EU-Bürger ohne Arbeit, die sich schon lange in Deutschland aufhalten, haben ein Recht auf Hartz IV-Unterstützung. Das hat das Landessozialgericht Nordrhein-Westfalen in Essen am Donnerstag entschieden. Eine in Gelsenkirchen lebende vierköpfige Roma-Familie aus Rumänien hatte geklagt, nachdem die Stadt 2010 einen Antrag auf Leistungen abgelehnt hatte.
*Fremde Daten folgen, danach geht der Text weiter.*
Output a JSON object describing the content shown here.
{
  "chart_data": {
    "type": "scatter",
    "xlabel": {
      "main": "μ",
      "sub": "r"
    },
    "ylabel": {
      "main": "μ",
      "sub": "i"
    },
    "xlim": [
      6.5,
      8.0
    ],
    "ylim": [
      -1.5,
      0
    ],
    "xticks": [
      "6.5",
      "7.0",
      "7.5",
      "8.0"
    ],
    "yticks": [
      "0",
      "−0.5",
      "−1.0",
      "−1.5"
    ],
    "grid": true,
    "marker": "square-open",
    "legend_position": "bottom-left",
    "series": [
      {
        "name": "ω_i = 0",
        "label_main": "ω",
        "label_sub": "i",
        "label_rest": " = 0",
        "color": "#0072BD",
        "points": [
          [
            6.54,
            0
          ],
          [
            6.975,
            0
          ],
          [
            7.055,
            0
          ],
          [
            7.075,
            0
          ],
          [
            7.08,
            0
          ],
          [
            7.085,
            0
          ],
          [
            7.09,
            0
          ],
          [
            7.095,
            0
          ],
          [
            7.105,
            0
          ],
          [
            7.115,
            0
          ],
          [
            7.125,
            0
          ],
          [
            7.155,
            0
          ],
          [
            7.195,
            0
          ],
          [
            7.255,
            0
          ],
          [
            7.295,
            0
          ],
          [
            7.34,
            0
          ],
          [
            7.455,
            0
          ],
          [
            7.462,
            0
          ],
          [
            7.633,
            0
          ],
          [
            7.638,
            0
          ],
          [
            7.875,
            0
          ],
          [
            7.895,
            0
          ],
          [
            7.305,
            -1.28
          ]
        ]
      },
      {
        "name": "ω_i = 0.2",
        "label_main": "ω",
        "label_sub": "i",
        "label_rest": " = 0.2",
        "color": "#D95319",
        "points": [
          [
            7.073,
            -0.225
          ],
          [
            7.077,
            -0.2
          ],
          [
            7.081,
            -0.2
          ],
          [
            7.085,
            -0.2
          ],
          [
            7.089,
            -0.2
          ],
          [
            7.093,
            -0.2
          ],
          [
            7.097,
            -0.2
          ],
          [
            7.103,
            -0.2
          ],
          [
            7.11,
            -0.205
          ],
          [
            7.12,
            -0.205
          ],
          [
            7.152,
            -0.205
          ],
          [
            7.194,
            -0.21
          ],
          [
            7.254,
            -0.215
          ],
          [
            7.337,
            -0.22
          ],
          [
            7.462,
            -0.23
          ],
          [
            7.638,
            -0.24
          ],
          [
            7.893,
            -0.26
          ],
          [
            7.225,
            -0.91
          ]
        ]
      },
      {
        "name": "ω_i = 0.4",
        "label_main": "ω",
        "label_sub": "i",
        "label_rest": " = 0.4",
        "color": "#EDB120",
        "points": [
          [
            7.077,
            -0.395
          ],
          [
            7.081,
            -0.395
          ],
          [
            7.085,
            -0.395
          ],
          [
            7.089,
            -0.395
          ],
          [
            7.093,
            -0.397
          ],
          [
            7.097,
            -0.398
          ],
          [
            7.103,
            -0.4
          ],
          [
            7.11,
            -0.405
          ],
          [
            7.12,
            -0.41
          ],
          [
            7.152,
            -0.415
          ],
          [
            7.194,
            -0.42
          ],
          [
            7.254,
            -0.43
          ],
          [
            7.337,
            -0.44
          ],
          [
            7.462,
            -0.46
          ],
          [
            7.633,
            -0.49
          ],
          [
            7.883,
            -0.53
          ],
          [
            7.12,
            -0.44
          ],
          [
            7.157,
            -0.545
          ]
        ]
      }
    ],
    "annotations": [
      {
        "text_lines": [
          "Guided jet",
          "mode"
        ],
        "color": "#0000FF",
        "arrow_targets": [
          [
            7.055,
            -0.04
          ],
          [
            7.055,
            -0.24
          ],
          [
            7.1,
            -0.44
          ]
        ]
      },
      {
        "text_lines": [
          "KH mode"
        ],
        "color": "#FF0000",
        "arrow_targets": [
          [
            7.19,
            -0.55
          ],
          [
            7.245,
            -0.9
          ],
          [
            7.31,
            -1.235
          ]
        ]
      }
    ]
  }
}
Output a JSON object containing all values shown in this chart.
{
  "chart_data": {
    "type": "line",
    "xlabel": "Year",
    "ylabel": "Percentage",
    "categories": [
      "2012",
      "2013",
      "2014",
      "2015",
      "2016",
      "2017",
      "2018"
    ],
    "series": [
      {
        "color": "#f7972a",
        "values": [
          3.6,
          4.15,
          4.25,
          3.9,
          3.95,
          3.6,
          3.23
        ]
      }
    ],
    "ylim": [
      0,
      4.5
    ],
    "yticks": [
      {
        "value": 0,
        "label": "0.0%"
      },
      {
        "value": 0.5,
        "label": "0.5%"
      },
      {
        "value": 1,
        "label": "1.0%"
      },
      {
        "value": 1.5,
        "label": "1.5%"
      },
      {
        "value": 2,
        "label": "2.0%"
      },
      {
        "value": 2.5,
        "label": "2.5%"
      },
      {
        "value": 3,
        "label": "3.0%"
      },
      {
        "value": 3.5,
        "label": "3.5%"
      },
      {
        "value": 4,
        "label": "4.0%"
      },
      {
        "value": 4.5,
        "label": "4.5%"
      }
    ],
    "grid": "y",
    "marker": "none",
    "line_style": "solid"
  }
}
Nach geltendem europäischen Recht haben EU-Bürger, die nach Deutschland einwandern, um eine Arbeit zu suchen, kein Recht auf Fürsorgeleistungen - anders als etwa arbeitssuchende US-Bürger mit Aufenthaltsgenehmigung.

Das Gericht entschied nun, dass dieses Ausschlusskriterium nicht auf die Familie zutreffe, weil sie zur Zeit der Antragstellung schon ein Jahr in Deutschland gewesen sei. Weil die Bundesagentur für Arbeit wenig Aussicht sehe, dass der Vater eine Beschäftigung finde, erlischt aus Sicht des Gerichts der Grund für die Verweigerung nach sechs bis neun Monaten der Arbeitssuche. Schon zuvor hatten Familien per Eilentscheid mit ähnlichen Argumenten erfolgreich einen Hartz IV-Anspruch erstritten.

130.000 Rumänen und Bulgaren haben nun Aussicht auf Hartz IV

Die Entscheidung des höchsten nordrhein-westfälischen Sozialgerichts sei bedeutsam, weil sie einen erheblichen Personenkreis von rund 130.000 nun Berechtigter betreffe, sagte ein Sprecher des Gerichts. Vor allem hier lebende und vergeblich auf Arbeit hoffende Rumänen und Bulgaren haben nun Aussicht auf Hartz IV. Auf die Kommunen könnten jetzt zahlreiche neue Leistungsanträge und damit neue Kosten zukommen. (dpa)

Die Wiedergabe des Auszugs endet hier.